潜入

「いらっしゃいませー」


 そんな落ち着いた声色が木造の古めかしいカフェに響く。店はそこそこ広く、テーブル席にはちらほらとご年配の方が、コーヒーやケーキを楽しんでいた。


 部屋全体に心地よい冷気が行き届いていて、夏場の暑さ避けとしてちょうど良いのだろう。


 そして、声の持ち主たる若い男は、カウンターの奥で、忙しなく手を動かしていた。


 身長は175くらいか、髪も目も黒く、顔立ちは凡庸、丸みを帯びた銀のメガネをかけた、特に特徴のない男だった。


 少女は優しい店の雰囲気に、少し困惑する。ここには本当に殺人鬼などがいるものか?と。


 しかし、いくぞという男の声にハッとし、彼の背中にピッタリとついていく。


 店の中身をぐるりと見渡してみるが、壁に蝋燭などの装飾品や絵画があるだけ。彼女が感じられる神秘はなにもなかった。


 男は何の躊躇いもなくカウンター席に座る。少女もまた少し高い椅子にちょこんと座った。


「こんにちはマスター。いつものを頼んでも?」


 目の前から低い声が聞こえると、マスターは作業を続けながら顔を上げる。すると、目を少し大きくし、笑みを作って言った。


「おぉこれは甲刹こうせつさん。お久しぶりですね。えーっとアメリカンコーヒーとハムサンドですか」


「はい、コーヒーは先にお願いします」


——カタッ 


 横から女性がおしぼりとお冷を持って来て、彼等の目の前に置く。喉が渇いていたのか男は水を一気に飲み干した。少女はその様子をまじまじと見る。


「せ、先生……その?だ…大丈夫な——」

「えぇ、あなたも何か食べていくと良いです。ここのサンドイッチは美味しいですよ」


 言葉を遮ると共に、横目で視線をやる。その意味を理解した彼女はすぐに口を閉ざし、水を一口飲んだ。



「マスター。すいませんがハムサンドとアイスココアを一つずつ頼みます。連れがいますので」


「えぇもちろん。ところでそちらのお客様は妹さんですか?」


「はい。最近は私の仕事を手伝ってもらっているんですよ」


「ニュース記者でしたっけ。最近は政府の検閲が厳しくなっていると聞きますけど?」


 マスターは話しながらも、湯を沸かし、コーヒー豆をゴリゴリと挽き始めた。その間、水を持って来てくれた彼女はレジで客の会計をしている。

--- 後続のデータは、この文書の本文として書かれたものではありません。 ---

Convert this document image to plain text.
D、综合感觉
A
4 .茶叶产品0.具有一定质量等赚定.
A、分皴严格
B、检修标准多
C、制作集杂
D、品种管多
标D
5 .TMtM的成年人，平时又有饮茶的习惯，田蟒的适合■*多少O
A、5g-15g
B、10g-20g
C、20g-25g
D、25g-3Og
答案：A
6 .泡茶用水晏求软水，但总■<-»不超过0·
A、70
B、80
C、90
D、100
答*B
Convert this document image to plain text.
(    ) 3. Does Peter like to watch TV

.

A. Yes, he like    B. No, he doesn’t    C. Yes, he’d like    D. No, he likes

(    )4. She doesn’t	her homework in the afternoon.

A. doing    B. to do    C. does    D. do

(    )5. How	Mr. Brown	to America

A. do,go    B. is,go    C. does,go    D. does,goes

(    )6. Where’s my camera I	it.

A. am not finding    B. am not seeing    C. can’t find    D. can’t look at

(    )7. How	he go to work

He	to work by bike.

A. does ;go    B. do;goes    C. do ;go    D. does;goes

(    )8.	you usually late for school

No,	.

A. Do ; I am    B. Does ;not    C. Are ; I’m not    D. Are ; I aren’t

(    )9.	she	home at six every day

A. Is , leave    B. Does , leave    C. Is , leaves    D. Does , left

「そうですねぇ、確かに私達ニュース記者なんて、悪魔増加の一因ともされていますから、嫌ですけど仕方なさはありますね。はぁー」


「人間社会に欲望があるほど、悪魔は強大になる……厄介な社会問題ですよほんと。しかもここ数年のインターネットの発達で、悪魔もぐんぐん強くなってるそうですよ」


「あぁそう悪魔といえば昨日の事件知ってますか?」


「……えーっと。なんでしたっけ?」


 会話に僅かな空白が挟まる。その時、マスターの手も一瞬だけ止まった。


「…」


 少女はこの時点で、男が神秘狩りであることをほぼ確信した。彼女のに狂いはない。だからこそ、余計困惑した。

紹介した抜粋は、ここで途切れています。